I can see the influences of several artists within this work, as well as ties to their own work:

  • Several of Antony Gormley’s pieces revolve around an idea of a ‘field’, often created by a number of usually similar objects placed nearby each other in the same space. In Gormley’s case he considers a ‘bodily field’ – the body as a multitudinous object that is home of the individual yet also something we all share. These rocks, although not quite as numerous as Gormley’s fields, do instill a similar quality in the space they inhabit, creating a strange connection between themselves to create a strange field of identical rocks.
  • The repetitive casting process is somewhat similar to the process used by Rachel Whiteread in her 100 Spaces, although arguably this is a tenuous link as hers is almost more of an iterative process/creating separate sculptures whereas the aim with mine is that they are all identical.
One Hundred Spaces, Rachel Whiteread – Image from https://www.artsy.net/artwork/rachel-whiteread-untitled-one-hundred-spaces
  • Vija Celmins’ To Fix the Image in Memory I-XI has long been obviously similar to these fake rock pieces, although incidentally I didn’t come across it until after I had already started my own. I’m not sure Celmins and I share the same intentions, despite the works’ similarities. Celmins describes all her work (all hyper-realistic but this being one of her only sculptural pieces, the rest being paintings or drawings) as ‘redescription’, notably different from a simple copying of imagery, and uses this towards perhaps more of a critique, analysis or questioning of art itself; she makes replicas of an original but with the intention of creating a new object in and of itself, highlighting that the artistic is not simply a replica of real life. My pieces perhaps aim more towards a questioning of materiality, process and deep time, as well as this uncanny encounter with the double. Celmins’ piece is also a little more subtle than mine, the viewer having to search for a small while to realise and find all the pairs, whereas the duplication is the most prominent factor in my own. What our work does share, however, is this sense of quietude and spending a long period of time with our subject matter, aiming to create an object that can ‘withstand a lot of inspection’.
To Fix the Image in Memory I-XI, Vija Celmins – Image from https://www.moma.org/collection/works/100210

Going forwards I could make more of the same rock, as I still have the mold, as I feel the more duplications there are the more striking and effective the piece becomes in its ridiculous excess. However, I feel these fake rocks have perhaps reached the end of their studio life and could instead be taken back (?) out into the world, provoking something a little more performative and dynamic. There’s a certain playfulness to replacing something natural with a directly imitative man-made copy and I feel there would be a lot to unpick and reflect on around such a performance. I have had the idea of doing this slowly growing in the background for a long while so have thought through several iterations and possibilities surrounding this idea.

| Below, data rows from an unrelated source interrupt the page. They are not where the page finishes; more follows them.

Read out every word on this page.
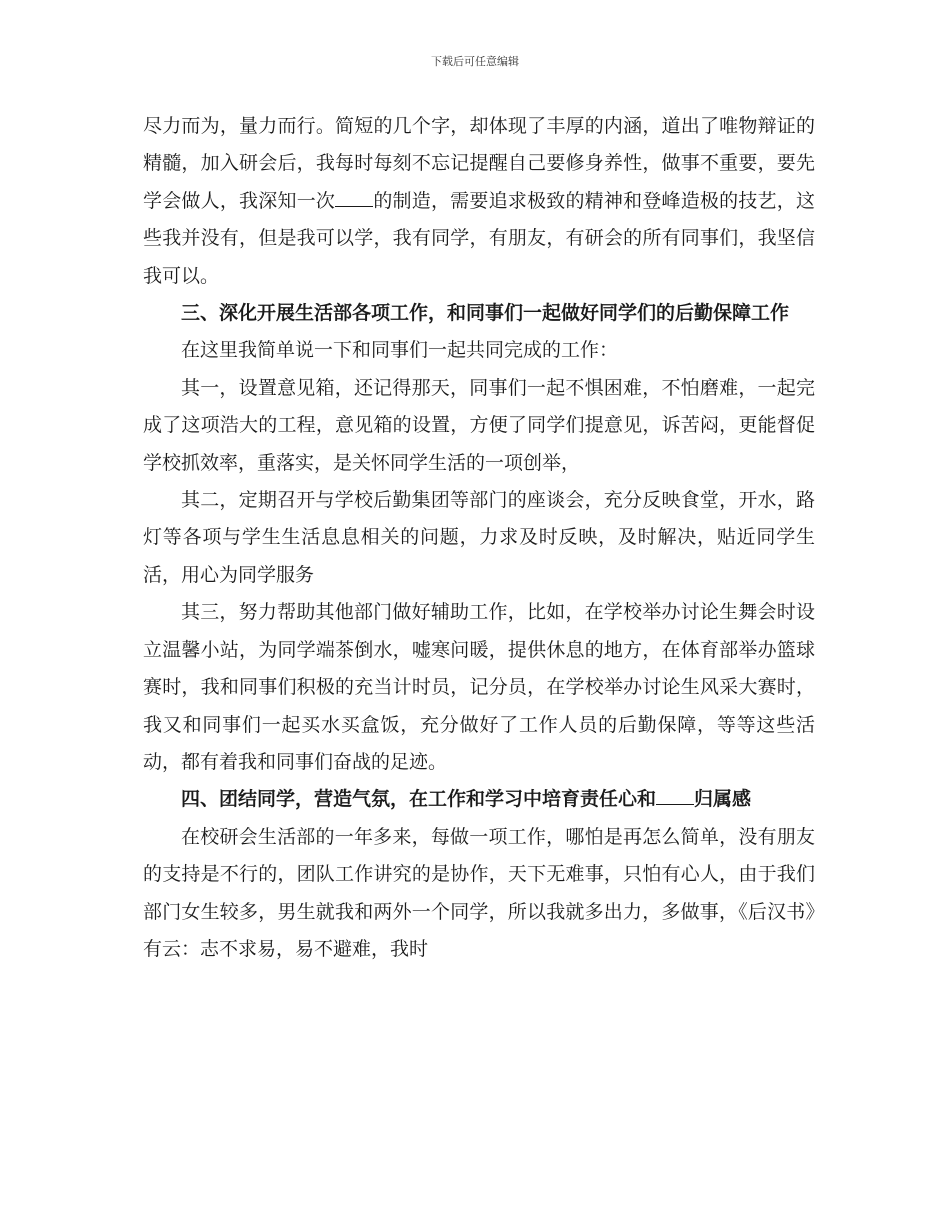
下载后可任意编辑

尽力而为，量力而行。简短的几个字，却体现了丰厚的内涵，道出了唯物辩证的精髓，加入研会后，我每时每刻不忘记提醒自己要修身养性，做事不重要，要先学会做人，我深知一次 的制造，需要追求极致的精神和登峰造极的技艺，这些我并没有，但是我可以学，我有同学，有朋友，有研会的所有同事们，我坚信我可以。

三、深化开展生活部各项工作，和同事们一起做好同学们的后勤保障工作

在这里我简单说一下和同事们一起共同完成的工作：

其一，设置意见箱，还记得那天，同事们一起不惧困难，不怕磨难，一起完成了这项浩大的工程，意见箱的设置，方便了同学们提意见，诉苦闷，更能督促学校抓效率，重落实，是关怀同学生活的一项创举，

其二，定期召开与学校后勤集团等部门的座谈会，充分反映食堂，开水，路灯等各项与学生生活息息相关的问题，力求及时反映，及时解决，贴近同学生活，用心为同学服务

其三，努力帮助其他部门做好辅助工作，比如，在学校举办讨论生舞会时设立温馨小站，为同学端茶倒水，嘘寒问暖，提供休息的地方，在体育部举办篮球赛时，我和同事们积极的充当计时员，记分员，在学校举办讨论生风采大赛时，我又和同事们一起买水买盒饭，充分做好了工作人员的后勤保障，等等这些活动，都有着我和同事们奋战的足迹。

四、团结同学，营造气氛，在工作和学习中培育责任心和 归属感

在校研会生活部的一年多来，每做一项工作，哪怕是再怎么简单，没有朋友的支持是不行的，团队工作讲究的是协作，天下无难事，只怕有心人，由于我们部门女生较多，男生就我和两外一个同学，所以我就多出力，多做事，《后汉书》有云：志不求易，易不避难，我时
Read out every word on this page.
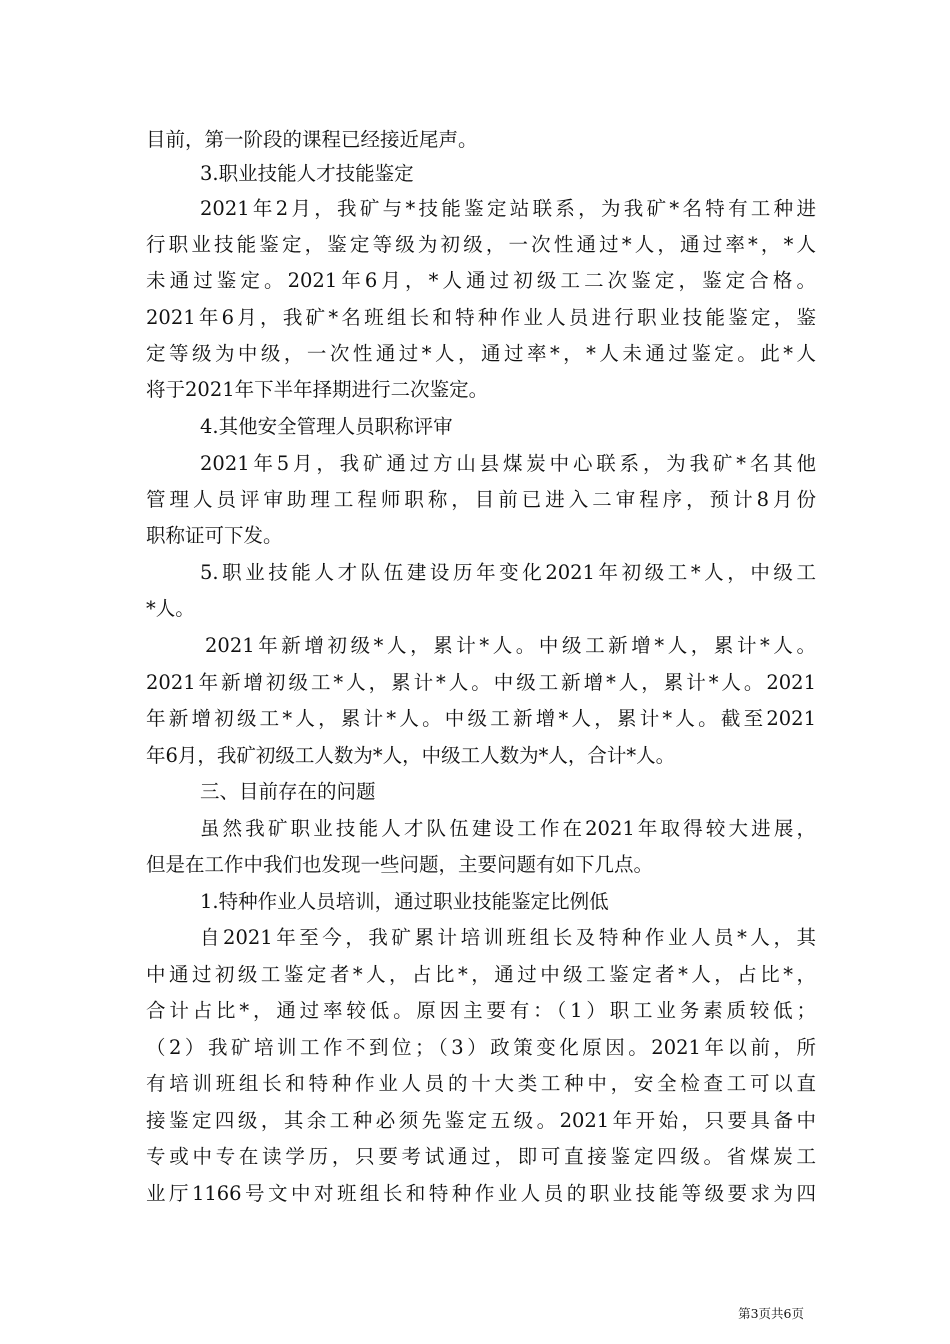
目前，第一阶段的课程已经接近尾声。
3.职业技能人才技能鉴定
2021年2月，我矿与*技能鉴定站联系，为我矿*名特有工种进
行职业技能鉴定，鉴定等级为初级，一次性通过*人，通过率*，*人
未通过鉴定。2021年6月，*人通过初级工二次鉴定，鉴定合格。
2021年6月，我矿*名班组长和特种作业人员进行职业技能鉴定，鉴
定等级为中级，一次性通过*人，通过率*，*人未通过鉴定。此*人
将于2021年下半年择期进行二次鉴定。
4.其他安全管理人员职称评审
2021年5月，我矿通过方山县煤炭中心联系，为我矿*名其他
管理人员评审助理工程师职称，目前已进入二审程序，预计8月份
职称证可下发。
5.职业技能人才队伍建设历年变化2021年初级工*人，中级工
*人。
2021年新增初级*人，累计*人。中级工新增*人，累计*人。
2021年新增初级工*人，累计*人。中级工新增*人，累计*人。2021
年新增初级工*人，累计*人。中级工新增*人，累计*人。截至2021
年6月，我矿初级工人数为*人，中级工人数为*人，合计*人。
三、目前存在的问题
虽然我矿职业技能人才队伍建设工作在2021年取得较大进展，
但是在工作中我们也发现一些问题，主要问题有如下几点。
1.特种作业人员培训，通过职业技能鉴定比例低
自2021年至今，我矿累计培训班组长及特种作业人员*人，其
中通过初级工鉴定者*人，占比*，通过中级工鉴定者*人，占比*，
合计占比*，通过率较低。原因主要有：（1）职工业务素质较低；
（2）我矿培训工作不到位；（3）政策变化原因。2021年以前，所
有培训班组长和特种作业人员的十大类工种中，安全检查工可以直
接鉴定四级，其余工种必须先鉴定五级。2021年开始，只要具备中
专或中专在读学历，只要考试通过，即可直接鉴定四级。省煤炭工
业厅1166号文中对班组长和特种作业人员的职业技能等级要求为四
第3页共6页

I could simply substitute a rock out for a replica one at a time, perhaps collecting the real rocks as a sort of memento, and could even try find the rock on the beach at a later date (an almost comically impossible task). I have even thought about buying trackers to put in the fake rocks just to maintain an element of connection with them, or a way of tracing their journey if and when they move on from where I left them. There is equally something quite poetic to be said for not tracking them, instead just letting them loose into the world and likely never seeing them again. If I were to try this I would need to consider practicalities such as what materials to use; I know concrete isn’t particularly sustainable, and acrylics (that I have been using to paint the rocks thus far) are plastic-based, so releasing these onto the beach wouldn’t be ideal.

In all, I feel these rocks in themselves do create quite a striking piece, invoking ideas of the vast and the singular, material and process, but I can’t help but feel they have the potential to develop into something further.